How Blind Rotation Works (and Missed Blinds)
How the button, small blind, and big blind rotate one seat left each hand, what the missed-blinds rule means, and how a straddle fits the rotation.
On this page · 7 sections
The button, small blind, and big blind all rotate clockwise — one seat to the left — after every hand. The button moves first, and the two blinds follow directly behind it, so over one full orbit each player posts the small blind once, the big blind once, and holds the button once. That single rule keeps the forced bets fair no matter how many hands you play.
The basic rotation
Seats are numbered clockwise. Each hand the three markers advance one seat:
| Hand | Button | Small blind | Big blind |
|---|---|---|---|
| 1 | Seat 1 | Seat 2 | Seat 3 |
| 2 | Seat 2 | Seat 3 | Seat 4 |
| 3 | Seat 3 | Seat 4 | Seat 5 |
Because the button leads and the blinds trail it, the small blind is always the seat immediately left of the button, and the big blind is the seat left of that. For the mechanics of the button itself, see how the dealer button works; for what each blind actually costs, see how the small blind and big blind work.
Why it rotates this way
The blinds are forced bets that seed the pot so play isn’t purely passive. Rotating them shares that cost evenly. Over a full orbit, everyone pays the same total — one small blind plus one big blind — so no seat is permanently taxed and no seat plays for free. The rotation is simply the accounting system that makes forced betting fair.
The guiding principle is exactly the one that governs the button: no player should skip paying blinds, and no player should pay them twice in a single orbit.
Missed blinds: leaving and returning
Players sit out and rejoin constantly. The missed-blinds rule stops anyone from dodging their turn in the blinds while still getting good seats.
If the blinds pass your empty seat while you’re away, you owe them. When you come back you usually have two choices:
- Post to enter now. You put out the missed big blind (live) plus the missed small blind (dead), and you’re dealt in immediately.
- Wait for the big blind. Sit out until the big blind reaches your seat naturally, then enter for free with no penalty.

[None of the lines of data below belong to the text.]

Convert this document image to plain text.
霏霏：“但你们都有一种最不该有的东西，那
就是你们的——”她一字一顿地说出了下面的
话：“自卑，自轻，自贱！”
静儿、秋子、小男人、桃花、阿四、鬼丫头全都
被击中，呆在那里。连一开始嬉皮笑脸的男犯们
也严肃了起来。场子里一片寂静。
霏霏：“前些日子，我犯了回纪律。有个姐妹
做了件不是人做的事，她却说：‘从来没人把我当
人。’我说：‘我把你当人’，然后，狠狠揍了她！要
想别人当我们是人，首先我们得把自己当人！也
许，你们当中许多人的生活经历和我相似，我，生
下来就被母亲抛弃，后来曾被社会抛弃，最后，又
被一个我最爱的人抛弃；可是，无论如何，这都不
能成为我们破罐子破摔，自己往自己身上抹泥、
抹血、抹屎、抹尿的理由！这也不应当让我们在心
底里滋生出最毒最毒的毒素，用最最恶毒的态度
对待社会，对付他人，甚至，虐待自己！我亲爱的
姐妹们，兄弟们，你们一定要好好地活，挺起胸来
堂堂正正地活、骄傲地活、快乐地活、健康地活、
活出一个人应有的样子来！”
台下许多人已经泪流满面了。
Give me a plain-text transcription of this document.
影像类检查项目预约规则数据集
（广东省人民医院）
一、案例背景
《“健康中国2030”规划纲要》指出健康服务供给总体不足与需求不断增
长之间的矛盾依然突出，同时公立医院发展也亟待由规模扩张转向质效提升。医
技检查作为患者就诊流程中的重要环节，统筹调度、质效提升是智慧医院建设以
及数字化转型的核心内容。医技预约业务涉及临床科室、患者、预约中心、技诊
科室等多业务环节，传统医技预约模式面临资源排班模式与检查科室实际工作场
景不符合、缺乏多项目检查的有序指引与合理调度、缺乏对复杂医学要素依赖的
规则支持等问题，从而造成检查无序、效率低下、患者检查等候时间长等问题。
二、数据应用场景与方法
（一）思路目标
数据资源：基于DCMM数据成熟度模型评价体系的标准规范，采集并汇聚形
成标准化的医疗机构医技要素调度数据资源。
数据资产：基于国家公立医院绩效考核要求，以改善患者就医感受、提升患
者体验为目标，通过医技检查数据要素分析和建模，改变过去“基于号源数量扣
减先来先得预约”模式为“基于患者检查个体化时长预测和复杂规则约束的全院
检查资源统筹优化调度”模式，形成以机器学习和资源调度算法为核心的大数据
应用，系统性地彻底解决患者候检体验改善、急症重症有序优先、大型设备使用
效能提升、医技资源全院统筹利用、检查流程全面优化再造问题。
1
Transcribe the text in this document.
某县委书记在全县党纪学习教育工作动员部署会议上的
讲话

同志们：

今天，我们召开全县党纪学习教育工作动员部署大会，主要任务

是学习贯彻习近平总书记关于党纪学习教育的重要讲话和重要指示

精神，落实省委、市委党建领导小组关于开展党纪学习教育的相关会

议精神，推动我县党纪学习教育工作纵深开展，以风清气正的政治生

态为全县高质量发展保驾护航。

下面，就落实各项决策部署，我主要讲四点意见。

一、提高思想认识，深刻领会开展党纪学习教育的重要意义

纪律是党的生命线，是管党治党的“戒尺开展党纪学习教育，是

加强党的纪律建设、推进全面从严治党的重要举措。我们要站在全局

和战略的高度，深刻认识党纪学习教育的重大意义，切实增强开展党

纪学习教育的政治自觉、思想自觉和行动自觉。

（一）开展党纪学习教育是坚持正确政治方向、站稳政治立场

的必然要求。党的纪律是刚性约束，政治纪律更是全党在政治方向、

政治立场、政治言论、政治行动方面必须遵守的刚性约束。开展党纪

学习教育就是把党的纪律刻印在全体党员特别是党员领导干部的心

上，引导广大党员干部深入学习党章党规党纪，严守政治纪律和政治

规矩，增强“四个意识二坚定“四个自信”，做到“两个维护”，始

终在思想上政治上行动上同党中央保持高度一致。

Most players wait if they’re near the blinds and post-in only when the button just passed, so they buy a lot of hands before paying again.
The dead small blind
When you post missed blinds, the small-blind portion is a dead bet:
- The big blind you post is live — it counts as your wager, so you get your option to check or raise if the action folds around.
- The small blind you post is dead — it’s swept into the pot but does not count toward calling, so if you want to play you must still put in a full bet.
This keeps you from buying a discounted big blind by combining the two forced bets into one live wager.
Where a straddle fits
A straddle is a voluntary extra blind, normally posted by the player one seat left of the big blind, at double the big blind. It does not move the button or change the blind rotation — the markers still slide one seat left as usual. What it changes is the pre-flop action:
- The straddle becomes the largest forced bet, so the minimum raise is now built off it.
- Action begins to the straddler’s left, and the straddler acts last pre-flop with the option to raise — a temporary positional perk they paid for.
Because it only adds a bet without altering who holds the button next hand, a straddle sits on top of the rotation rather than inside it. For deeper straddle mechanics from other seats, explore the broader positions hub.
Worked example: rejoining near the button
You step away for a phone call. While you’re gone, the blinds pass your seat once. You return just as the button reaches the player on your right — meaning the blinds are about to reach you again in two hands.
- If you post now, you’d immediately pay the missed big blind plus a dead small blind, then pay the blinds again almost right away. Wasteful.
- If you wait, you skip the current hand, and the big blind naturally lands on you in about two deals. You enter free, having timed your re-entry so you pay only once.
Same missed blinds, very different cost — the rotation’s predictability lets you plan re-entry cheaply. The habit to build is to glance at where the button is before you sit out, so you already know whether waiting or posting will be the cheaper way back in when you return.
The takeaway
Blinds rotate clockwise one seat per hand, right behind the button, so everyone pays equally over an orbit. The missed-blinds and dead-small-blind rules make sure players who step away still settle up, and a straddle rides on top of the system without disturbing it. Once the rotation is second nature, brush up on full table rules and procedures to round out your game.
Frequently asked
Which way do the blinds rotate?
Clockwise, one seat to the left each hand. The button moves left first, and the small blind and big blind follow it, so every player posts each blind exactly once per orbit.
What happens to my blinds if I leave the table?
You owe the blinds you skipped. When you return, most rooms make you either post the missed blinds to be dealt in immediately, or wait for the big blind to reach your seat naturally and enter free.
Do I have to post a missed small blind?
The missed small blind is a dead bet — it goes to the pot but does not count as a live wager for you. The missed big blind you post is live, so you can check or raise your option as normal.
Where does a straddle sit in the rotation?
A straddle is a voluntary blind posted by the player left of the big blind (usually double the big blind). It does not change the button or blind rotation; it just adds one more forced bet and shifts the pre-flop action past it.